This death poem is by Kozan Ichikyo, who died at 77 on Feb.12, 1360.
Empty-handed I entered the world
Barefoot I leave it.
My coming, my going —
Two simple happenings
That got entangled.
When a work of art is hard to understand, biographical details often help and they offer a way into this poem as well. A few days before his death, Kozan called his pupils together, ordered them to bury him without ceremony, and forbade them to hold services in his memory. On the morning of his last day, he wrote this poem, laid his brush down and died sitting upright.
With this in mind, the poem offers more than a simple, cyclical interpretation. Don’t let my death be a reason for self-indulgence, the poet advises. Going deeper, why should the natural way of the world — the world that we are part of — make us cry? How egotistical is it to think that we are different, that we stand apart?
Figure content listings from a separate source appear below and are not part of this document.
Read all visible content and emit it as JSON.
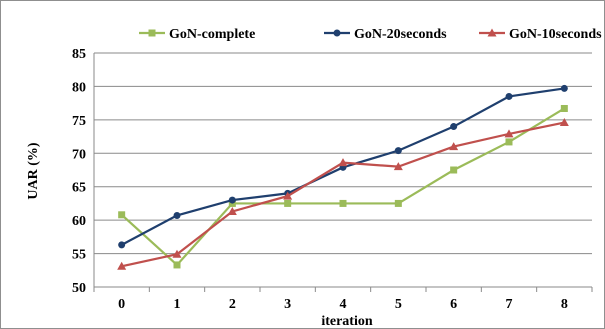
{
  "chart_data": {
    "type": "line",
    "xlabel": "iteration",
    "ylabel": "UAR (%)",
    "x": [
      0,
      1,
      2,
      3,
      4,
      5,
      6,
      7,
      8
    ],
    "xlim": [
      0,
      8
    ],
    "ylim": [
      50,
      85
    ],
    "yticks": [
      50,
      55,
      60,
      65,
      70,
      75,
      80,
      85
    ],
    "grid": true,
    "legend_position": "top",
    "series": [
      {
        "name": "GoN-complete",
        "color": "#9bbb59",
        "marker": "square",
        "values": [
          60.8,
          53.3,
          62.5,
          62.5,
          62.5,
          62.5,
          67.5,
          71.7,
          76.7
        ]
      },
      {
        "name": "GoN-20seconds",
        "color": "#1f3f6e",
        "marker": "circle",
        "values": [
          56.3,
          60.7,
          63.0,
          64.0,
          67.9,
          70.4,
          74.0,
          78.5,
          79.7
        ]
      },
      {
        "name": "GoN-10seconds",
        "color": "#c0504d",
        "marker": "triangle",
        "values": [
          53.1,
          54.9,
          61.3,
          63.6,
          68.6,
          68.0,
          71.0,
          72.9,
          74.6
        ]
      }
    ]
  }
}
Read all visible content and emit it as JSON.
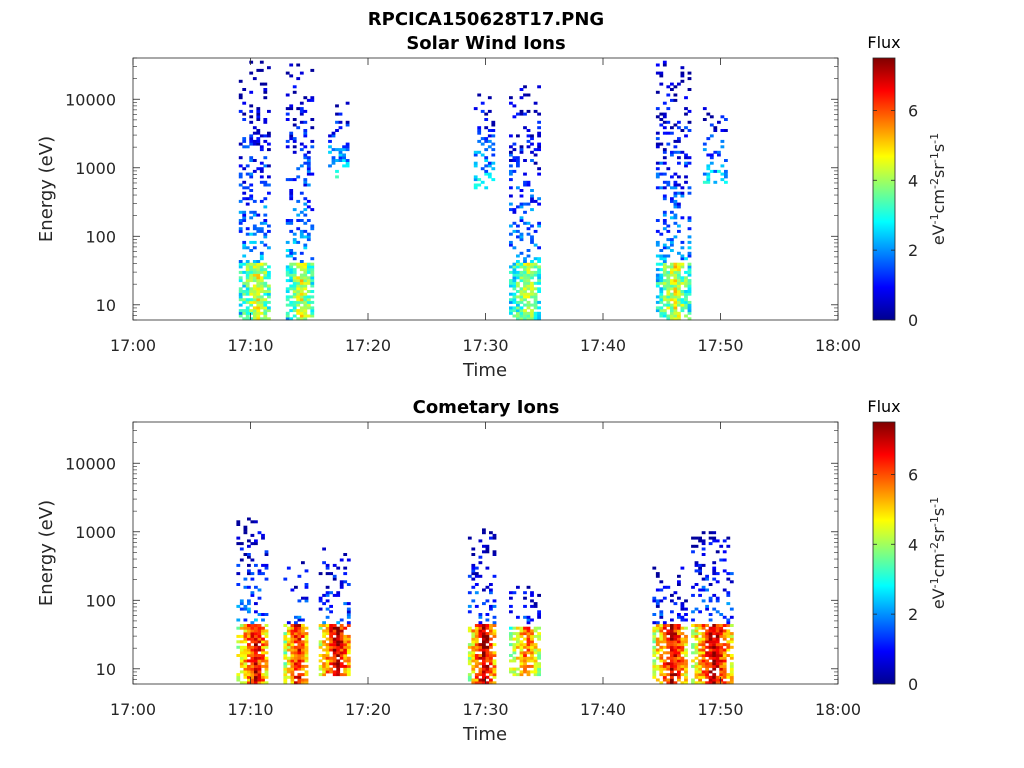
{
  "figure": {
    "filename": "RPCICA150628T17.PNG"
  },
  "panels": [
    {
      "title": "Solar Wind Ions",
      "xlabel": "Time",
      "ylabel": "Energy (eV)",
      "colorbar": {
        "title": "Flux",
        "label_parts": [
          "eV",
          "-1",
          "cm",
          "-2",
          "sr",
          "-1",
          "s",
          "-1"
        ],
        "ticks": [
          "0",
          "2",
          "4",
          "6"
        ]
      }
    },
    {
      "title": "Cometary Ions",
      "xlabel": "Time",
      "ylabel": "Energy (eV)",
      "colorbar": {
        "title": "Flux",
        "label_parts": [
          "eV",
          "-1",
          "cm",
          "-2",
          "sr",
          "-1",
          "s",
          "-1"
        ],
        "ticks": [
          "0",
          "2",
          "4",
          "6"
        ]
      }
    }
  ],
  "chart_data": [
    {
      "type": "heatmap",
      "title": "Solar Wind Ions",
      "xlabel": "Time",
      "ylabel": "Energy (eV)",
      "x_ticks": [
        "17:00",
        "17:10",
        "17:20",
        "17:30",
        "17:40",
        "17:50",
        "18:00"
      ],
      "x_range_minutes": [
        0,
        60
      ],
      "y_scale": "log",
      "y_ticks": [
        10,
        100,
        1000,
        10000
      ],
      "y_range": [
        6,
        40000
      ],
      "colorbar": {
        "title": "Flux",
        "range": [
          0,
          7.5
        ],
        "ticks": [
          0,
          2,
          4,
          6
        ],
        "colormap": "jet"
      },
      "bursts": [
        {
          "t_start": 9.0,
          "t_end": 11.6,
          "e_min": 6,
          "e_max": 35000,
          "core_e_max": 40,
          "core_value": 4.5
        },
        {
          "t_start": 13.0,
          "t_end": 15.2,
          "e_min": 6,
          "e_max": 32000,
          "core_e_max": 40,
          "core_value": 4.5
        },
        {
          "t_start": 16.6,
          "t_end": 18.4,
          "e_min": 700,
          "e_max": 10000,
          "core_e_max": 0,
          "core_value": 0
        },
        {
          "t_start": 29.0,
          "t_end": 30.8,
          "e_min": 500,
          "e_max": 12000,
          "core_e_max": 0,
          "core_value": 0
        },
        {
          "t_start": 32.0,
          "t_end": 34.6,
          "e_min": 6,
          "e_max": 20000,
          "core_e_max": 40,
          "core_value": 4.2
        },
        {
          "t_start": 44.5,
          "t_end": 47.2,
          "e_min": 6,
          "e_max": 37000,
          "core_e_max": 40,
          "core_value": 4.5
        },
        {
          "t_start": 48.5,
          "t_end": 50.5,
          "e_min": 600,
          "e_max": 8000,
          "core_e_max": 0,
          "core_value": 0
        }
      ]
    },
    {
      "type": "heatmap",
      "title": "Cometary Ions",
      "xlabel": "Time",
      "ylabel": "Energy (eV)",
      "x_ticks": [
        "17:00",
        "17:10",
        "17:20",
        "17:30",
        "17:40",
        "17:50",
        "18:00"
      ],
      "x_range_minutes": [
        0,
        60
      ],
      "y_scale": "log",
      "y_ticks": [
        10,
        100,
        1000,
        10000
      ],
      "y_range": [
        6,
        40000
      ],
      "colorbar": {
        "title": "Flux",
        "range": [
          0,
          7.5
        ],
        "ticks": [
          0,
          2,
          4,
          6
        ],
        "colormap": "jet"
      },
      "bursts": [
        {
          "t_start": 8.8,
          "t_end": 11.5,
          "e_min": 6,
          "e_max": 1600,
          "core_e_max": 45,
          "core_value": 6.8
        },
        {
          "t_start": 12.8,
          "t_end": 14.8,
          "e_min": 6,
          "e_max": 400,
          "core_e_max": 45,
          "core_value": 6.8
        },
        {
          "t_start": 15.8,
          "t_end": 18.4,
          "e_min": 8,
          "e_max": 600,
          "core_e_max": 45,
          "core_value": 7.2
        },
        {
          "t_start": 28.5,
          "t_end": 30.8,
          "e_min": 6,
          "e_max": 1100,
          "core_e_max": 45,
          "core_value": 7.2
        },
        {
          "t_start": 32.0,
          "t_end": 34.5,
          "e_min": 8,
          "e_max": 200,
          "core_e_max": 40,
          "core_value": 6.0
        },
        {
          "t_start": 44.2,
          "t_end": 47.0,
          "e_min": 6,
          "e_max": 300,
          "core_e_max": 45,
          "core_value": 7.0
        },
        {
          "t_start": 47.5,
          "t_end": 50.8,
          "e_min": 6,
          "e_max": 1100,
          "core_e_max": 45,
          "core_value": 7.0
        }
      ]
    }
  ]
}
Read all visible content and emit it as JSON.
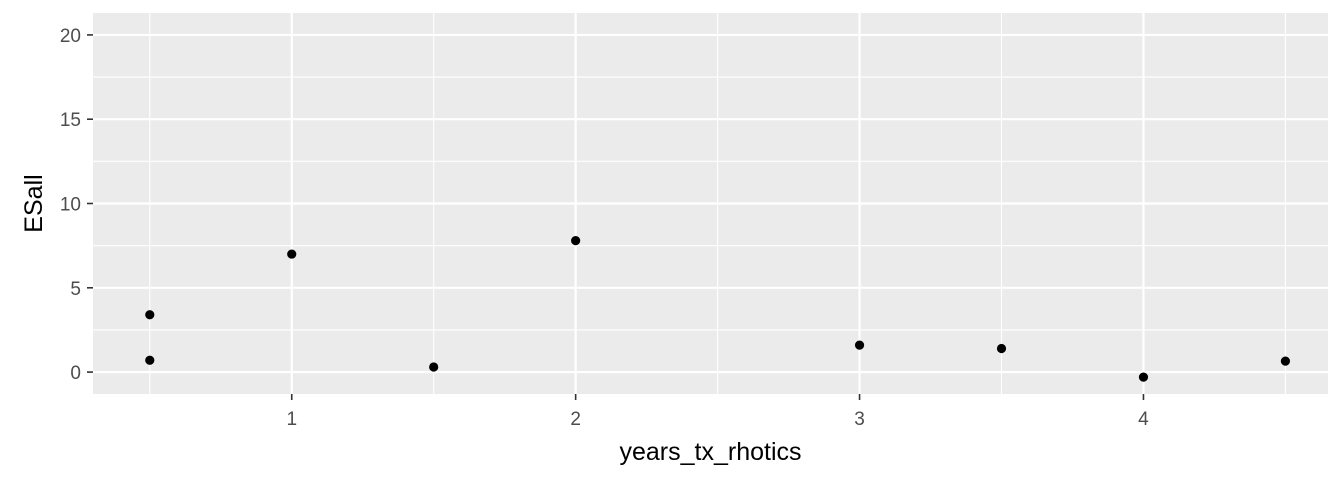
{
  "chart_data": {
    "type": "scatter",
    "title": "",
    "xlabel": "years_tx_rhotics",
    "ylabel": "ESall",
    "xlim": [
      0.3,
      4.65
    ],
    "ylim": [
      -1.3,
      21.3
    ],
    "x_ticks": [
      1,
      2,
      3,
      4
    ],
    "x_tick_labels": [
      "1",
      "2",
      "3",
      "4"
    ],
    "x_minor_ticks": [
      0.5,
      1.5,
      2.5,
      3.5,
      4.5
    ],
    "y_ticks": [
      0,
      5,
      10,
      15,
      20
    ],
    "y_tick_labels": [
      "0",
      "5",
      "10",
      "15",
      "20"
    ],
    "y_minor_ticks": [
      2.5,
      7.5,
      12.5,
      17.5
    ],
    "grid": true,
    "legend": "none",
    "colors": {
      "panel": "#ebebeb",
      "grid": "#ffffff",
      "point": "#000000",
      "tick_text": "#4d4d4d",
      "tick_mark": "#333333"
    },
    "points": [
      {
        "x": 0.5,
        "y": 3.4
      },
      {
        "x": 0.5,
        "y": 0.7
      },
      {
        "x": 1.0,
        "y": 7.0
      },
      {
        "x": 1.5,
        "y": 0.3
      },
      {
        "x": 2.0,
        "y": 7.8
      },
      {
        "x": 3.0,
        "y": 1.6
      },
      {
        "x": 3.5,
        "y": 1.4
      },
      {
        "x": 4.0,
        "y": -0.3
      },
      {
        "x": 4.5,
        "y": 0.65
      }
    ]
  }
}
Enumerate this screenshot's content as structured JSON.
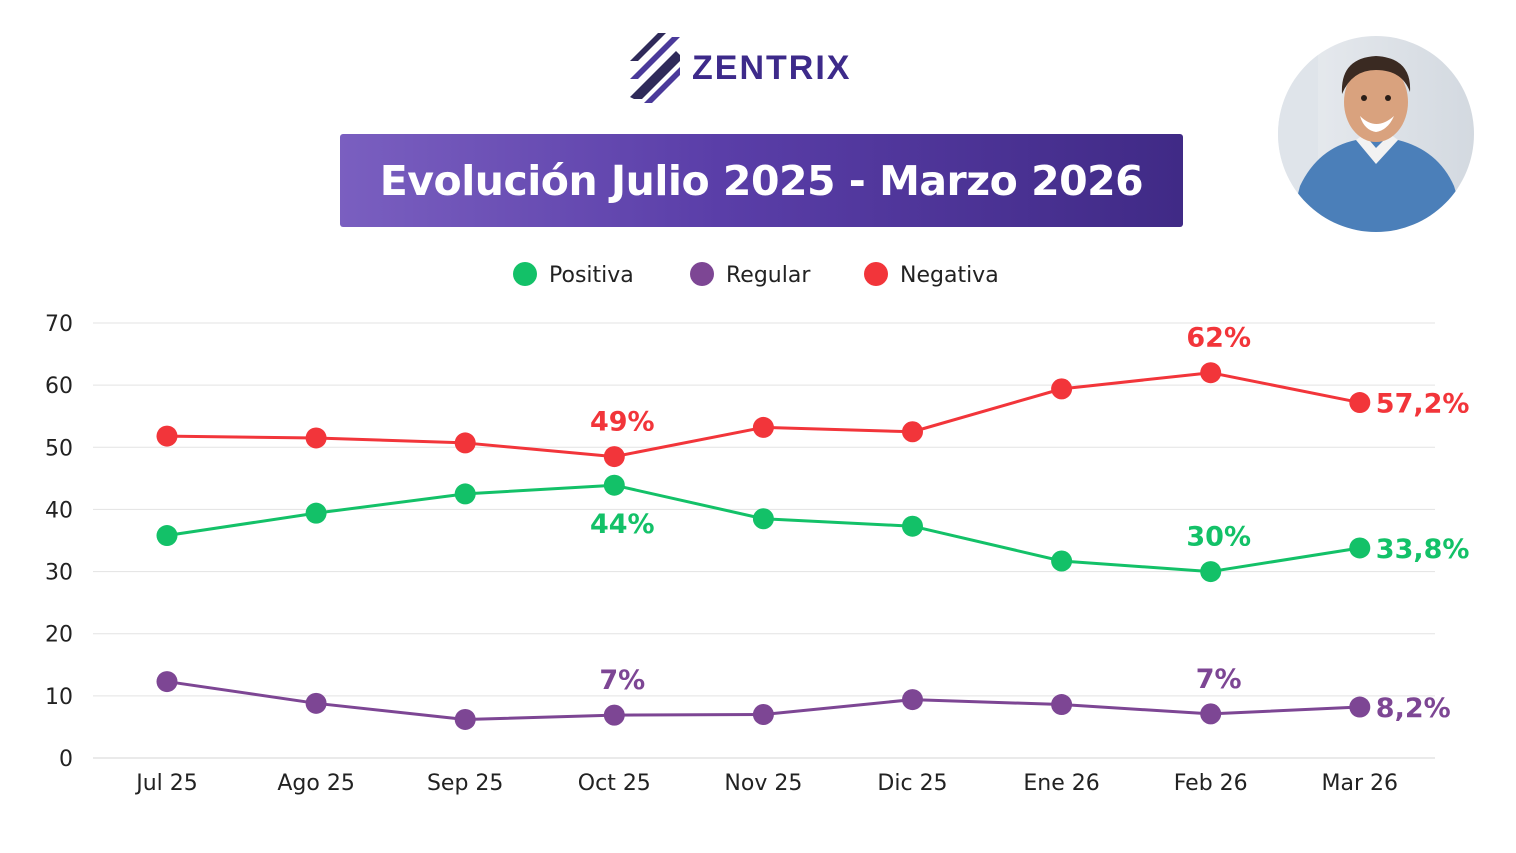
{
  "brand": {
    "name": "ZENTRIX"
  },
  "colors": {
    "positiva": "#13c168",
    "regular": "#7d4694",
    "negativa": "#f2353a"
  },
  "chart_data": {
    "type": "line",
    "title": "Evolución Julio 2025 - Marzo 2026",
    "xlabel": "",
    "ylabel": "",
    "ylim": [
      0,
      70
    ],
    "yticks": [
      0,
      10,
      20,
      30,
      40,
      50,
      60,
      70
    ],
    "grid": true,
    "legend": "top-center",
    "categories": [
      "Jul 25",
      "Ago 25",
      "Sep 25",
      "Oct 25",
      "Nov 25",
      "Dic 25",
      "Ene 26",
      "Feb 26",
      "Mar 26"
    ],
    "series": [
      {
        "name": "Positiva",
        "key": "positiva",
        "values": [
          35.8,
          39.4,
          42.5,
          43.9,
          38.5,
          37.3,
          31.7,
          30.0,
          33.8
        ],
        "labels": [
          {
            "index": 3,
            "text": "44%",
            "pos": "below"
          },
          {
            "index": 7,
            "text": "30%",
            "pos": "above"
          },
          {
            "index": 8,
            "text": "33,8%",
            "pos": "right"
          }
        ]
      },
      {
        "name": "Regular",
        "key": "regular",
        "values": [
          12.3,
          8.8,
          6.2,
          6.9,
          7.0,
          9.4,
          8.6,
          7.1,
          8.2
        ],
        "labels": [
          {
            "index": 3,
            "text": "7%",
            "pos": "above"
          },
          {
            "index": 7,
            "text": "7%",
            "pos": "above"
          },
          {
            "index": 8,
            "text": "8,2%",
            "pos": "right"
          }
        ]
      },
      {
        "name": "Negativa",
        "key": "negativa",
        "values": [
          51.8,
          51.5,
          50.7,
          48.5,
          53.2,
          52.5,
          59.4,
          62.0,
          57.2
        ],
        "labels": [
          {
            "index": 3,
            "text": "49%",
            "pos": "above"
          },
          {
            "index": 7,
            "text": "62%",
            "pos": "above"
          },
          {
            "index": 8,
            "text": "57,2%",
            "pos": "right"
          }
        ]
      }
    ]
  }
}
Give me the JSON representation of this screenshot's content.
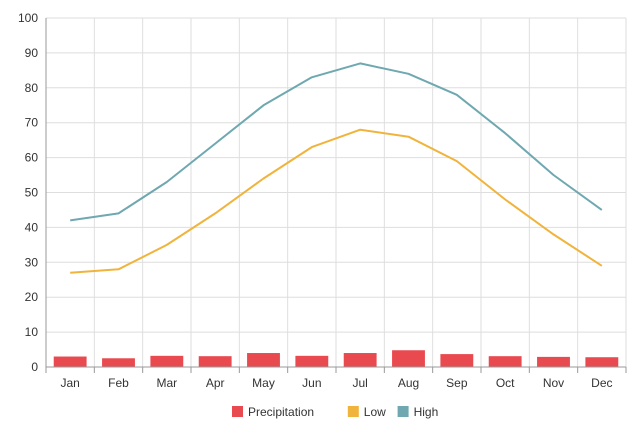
{
  "chart_data": {
    "type": "bar+line",
    "categories": [
      "Jan",
      "Feb",
      "Mar",
      "Apr",
      "May",
      "Jun",
      "Jul",
      "Aug",
      "Sep",
      "Oct",
      "Nov",
      "Dec"
    ],
    "series": [
      {
        "name": "Precipitation",
        "type": "bar",
        "color": "#e84a4f",
        "values": [
          3.0,
          2.5,
          3.2,
          3.1,
          4.0,
          3.2,
          4.0,
          4.8,
          3.7,
          3.1,
          2.9,
          2.8
        ]
      },
      {
        "name": "Low",
        "type": "line",
        "color": "#f0b43c",
        "values": [
          27,
          28,
          35,
          44,
          54,
          63,
          68,
          66,
          59,
          48,
          38,
          29
        ]
      },
      {
        "name": "High",
        "type": "line",
        "color": "#6fa8b0",
        "values": [
          42,
          44,
          53,
          64,
          75,
          83,
          87,
          84,
          78,
          67,
          55,
          45
        ]
      }
    ],
    "y_ticks": [
      "0",
      "10",
      "20",
      "30",
      "40",
      "50",
      "60",
      "70",
      "80",
      "90",
      "100"
    ],
    "ylim": [
      0,
      100
    ],
    "grid": true,
    "legend_position": "bottom-center",
    "title": "",
    "xlabel": "",
    "ylabel": ""
  }
}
Why would we even want to be different than the very process that gave us life? Forgetting this, we worry as we watch the circle of life spinning around us, we try to cling to the things we love. But we didn’t enter the world holding on to anything and we won’t need our shoes when we go.
Even with this knowledge, however, I know I’ll continue to cling to the things I love. I may have come into the world without the things I’ve found along the way, but wouldn’t I be a fool to travel barefoot in the meantime?